I was just wondering if there is a nicer way to do practically this:
reduce(
(d, c) -> (d[c] = get(d, c, 0) + 1; d), "ACCACD", init=Dict{Char, Int}()
)
hence, to do a non-binary count
s = "ACCACD"
Dict(
c => count(==(c), s) for c in distinct(s)
# or equally: `count(c, s)`
)
while only iterating once.
aplavin
2
This is simply a group + count operation. So:
julia> using SplitApplyCombine
julia> groupcount(s)
3-element Dictionaries.Dictionary{Char, Any}
'A' │ 2
'C' │ 3
'D' │ 1
1 Like
Oh, that seems like a simple and nice solution, I hadn’t heard of that package. Thanks!
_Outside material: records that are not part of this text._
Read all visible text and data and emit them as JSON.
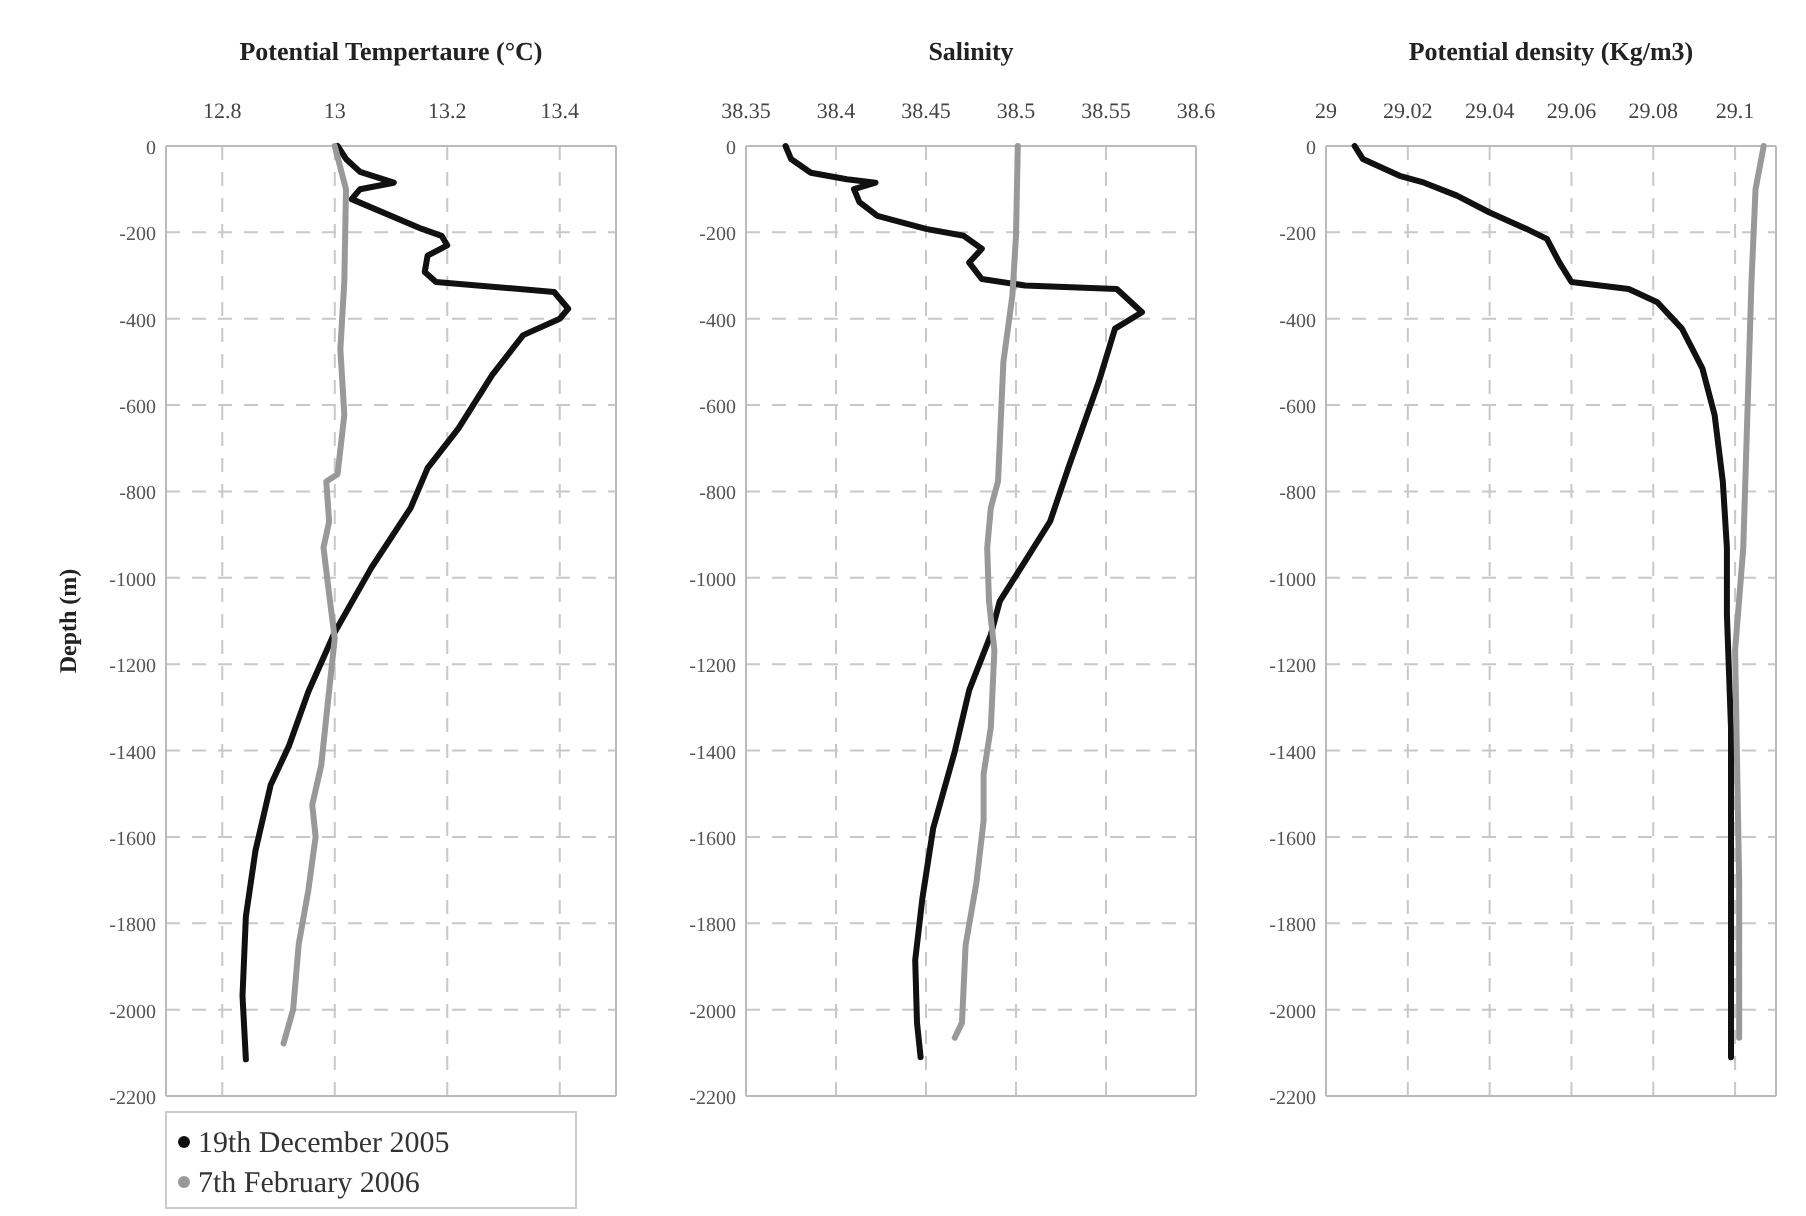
{
  "chart_data": [
    {
      "type": "line",
      "title": "Potential Tempertaure (°C)",
      "ylabel": "Depth (m)",
      "xlim": [
        12.7,
        13.5
      ],
      "xticks": [
        12.8,
        13,
        13.2,
        13.4
      ],
      "ylim": [
        -2200,
        0
      ],
      "yticks": [
        0,
        -200,
        -400,
        -600,
        -800,
        -1000,
        -1200,
        -1400,
        -1600,
        -1800,
        -2000,
        -2200
      ],
      "grid": true,
      "legend": "bottom left",
      "series": [
        {
          "name": "19th December 2005",
          "color": "#111111",
          "x": [
            13.005,
            13.02,
            13.045,
            13.105,
            13.045,
            13.03,
            13.155,
            13.19,
            13.2,
            13.165,
            13.16,
            13.18,
            13.39,
            13.415,
            13.4,
            13.335,
            13.28,
            13.22,
            13.165,
            13.135,
            13.065,
            13.0,
            12.953,
            12.919,
            12.886,
            12.859,
            12.842,
            12.836,
            12.842
          ],
          "values": [
            0,
            -30,
            -60,
            -85,
            -100,
            -123,
            -192,
            -208,
            -230,
            -254,
            -292,
            -315,
            -338,
            -377,
            -400,
            -438,
            -530,
            -654,
            -746,
            -838,
            -977,
            -1126,
            -1264,
            -1388,
            -1480,
            -1632,
            -1784,
            -1968,
            -2115
          ]
        },
        {
          "name": "7th February 2006",
          "color": "#999999",
          "x": [
            13.0,
            13.02,
            13.017,
            13.01,
            13.017,
            13.005,
            12.985,
            12.99,
            12.98,
            12.99,
            13.0,
            12.987,
            12.976,
            12.96,
            12.966,
            12.953,
            12.936,
            12.926,
            12.909
          ],
          "values": [
            0,
            -100,
            -315,
            -470,
            -623,
            -760,
            -777,
            -870,
            -930,
            -1038,
            -1140,
            -1297,
            -1434,
            -1526,
            -1600,
            -1724,
            -1848,
            -2000,
            -2078
          ]
        }
      ]
    },
    {
      "type": "line",
      "title": "Salinity",
      "xlim": [
        38.35,
        38.6
      ],
      "xticks": [
        38.35,
        38.4,
        38.45,
        38.5,
        38.55,
        38.6
      ],
      "ylim": [
        -2200,
        0
      ],
      "yticks": [
        0,
        -200,
        -400,
        -600,
        -800,
        -1000,
        -1200,
        -1400,
        -1600,
        -1800,
        -2000,
        -2200
      ],
      "grid": true,
      "series": [
        {
          "color": "#111111",
          "x": [
            38.372,
            38.375,
            38.386,
            38.406,
            38.422,
            38.41,
            38.413,
            38.423,
            38.45,
            38.471,
            38.481,
            38.474,
            38.481,
            38.505,
            38.556,
            38.57,
            38.555,
            38.546,
            38.529,
            38.519,
            38.505,
            38.491,
            38.486,
            38.474,
            38.466,
            38.454,
            38.448,
            38.444,
            38.445,
            38.447
          ],
          "values": [
            0,
            -30,
            -62,
            -77,
            -85,
            -100,
            -130,
            -162,
            -192,
            -208,
            -238,
            -270,
            -308,
            -323,
            -331,
            -385,
            -423,
            -546,
            -746,
            -869,
            -962,
            -1054,
            -1132,
            -1260,
            -1402,
            -1580,
            -1742,
            -1885,
            -2030,
            -2110
          ]
        },
        {
          "color": "#999999",
          "x": [
            38.501,
            38.5,
            38.498,
            38.493,
            38.491,
            38.49,
            38.486,
            38.484,
            38.485,
            38.488,
            38.486,
            38.482,
            38.482,
            38.478,
            38.472,
            38.47,
            38.466
          ],
          "values": [
            0,
            -208,
            -346,
            -500,
            -685,
            -777,
            -838,
            -931,
            -1054,
            -1168,
            -1347,
            -1455,
            -1563,
            -1706,
            -1851,
            -2030,
            -2065
          ]
        }
      ]
    },
    {
      "type": "line",
      "title": "Potential density (Kg/m3)",
      "xlim": [
        29,
        29.11
      ],
      "xticks": [
        29,
        29.02,
        29.04,
        29.06,
        29.08,
        29.1
      ],
      "ylim": [
        -2200,
        0
      ],
      "yticks": [
        0,
        -200,
        -400,
        -600,
        -800,
        -1000,
        -1200,
        -1400,
        -1600,
        -1800,
        -2000,
        -2200
      ],
      "grid": true,
      "series": [
        {
          "color": "#111111",
          "x": [
            29.007,
            29.009,
            29.018,
            29.024,
            29.032,
            29.04,
            29.049,
            29.054,
            29.057,
            29.06,
            29.074,
            29.081,
            29.087,
            29.092,
            29.095,
            29.097,
            29.098,
            29.098,
            29.099,
            29.099,
            29.099
          ],
          "values": [
            0,
            -30,
            -69,
            -85,
            -115,
            -154,
            -192,
            -215,
            -269,
            -315,
            -331,
            -362,
            -423,
            -515,
            -623,
            -777,
            -931,
            -1085,
            -1347,
            -1706,
            -2110
          ]
        },
        {
          "color": "#999999",
          "x": [
            29.107,
            29.105,
            29.104,
            29.103,
            29.102,
            29.1,
            29.101,
            29.101
          ],
          "values": [
            0,
            -100,
            -315,
            -623,
            -931,
            -1168,
            -1706,
            -2065
          ]
        }
      ]
    }
  ]
}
For the example provided, countmap()
in StatsBase seems to be >200 times faster than groupcount()
in SplitApplyCombine:
using StatsBase
s = "ACCACD"
countmap(s)
@btime countmap($s) # 110 ns (4 allocations: 480 bytes)
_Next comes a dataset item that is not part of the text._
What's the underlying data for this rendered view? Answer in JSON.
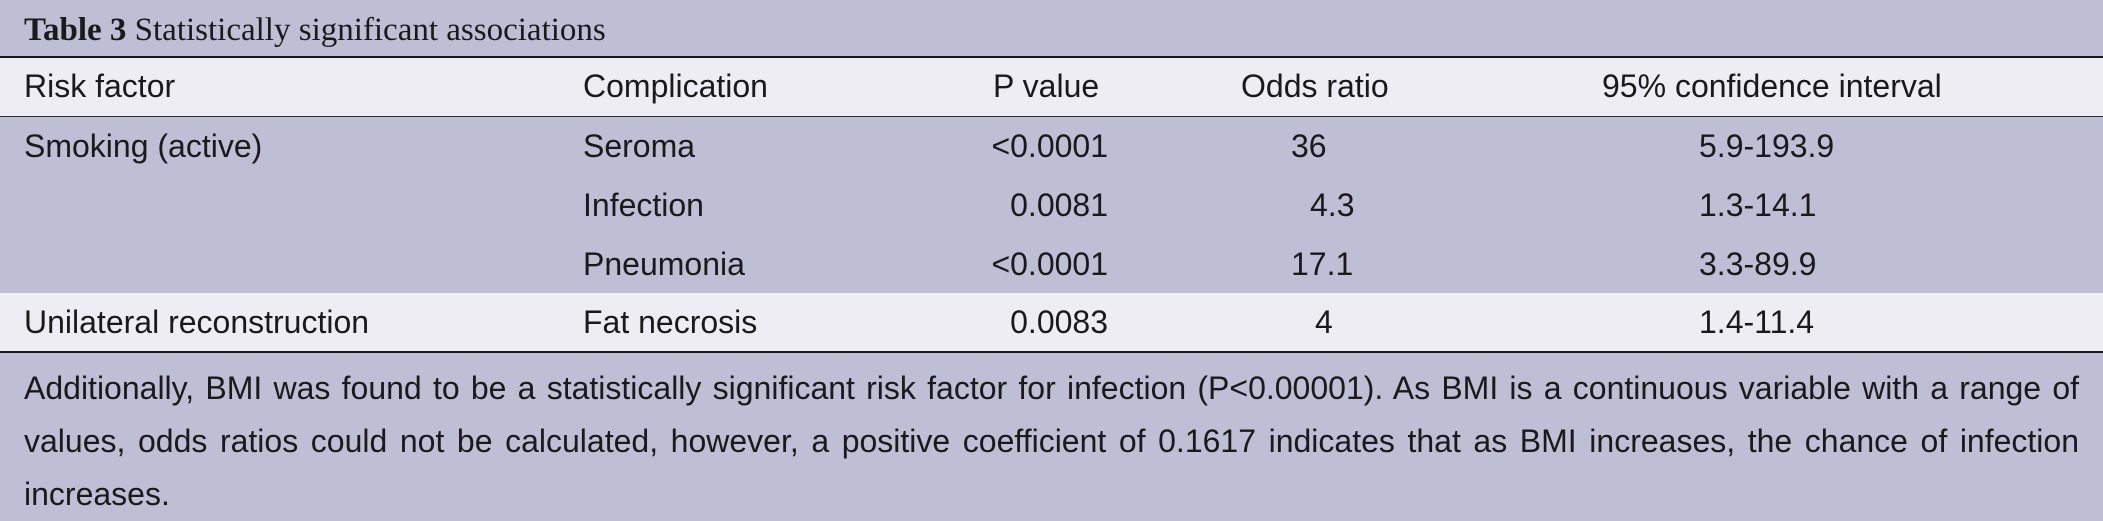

@btime groupcount($s) # 26.7 μs (85 allocations: 11.59 KiB)
1 Like
aplavin
5
Strange, I see a much faster performance of groupcount
compared to yours:
julia> @btime groupcount($s)
366.199 ns (8 allocations: 704 bytes)
with StatsBase at 150 ns on my laptop.
No clue of what is going on. I’ve repeated it several times with similar results. For the record:
Win11 Julia 1.7
StatsBase v0.33.13
SplitApplyCombine v1.2.0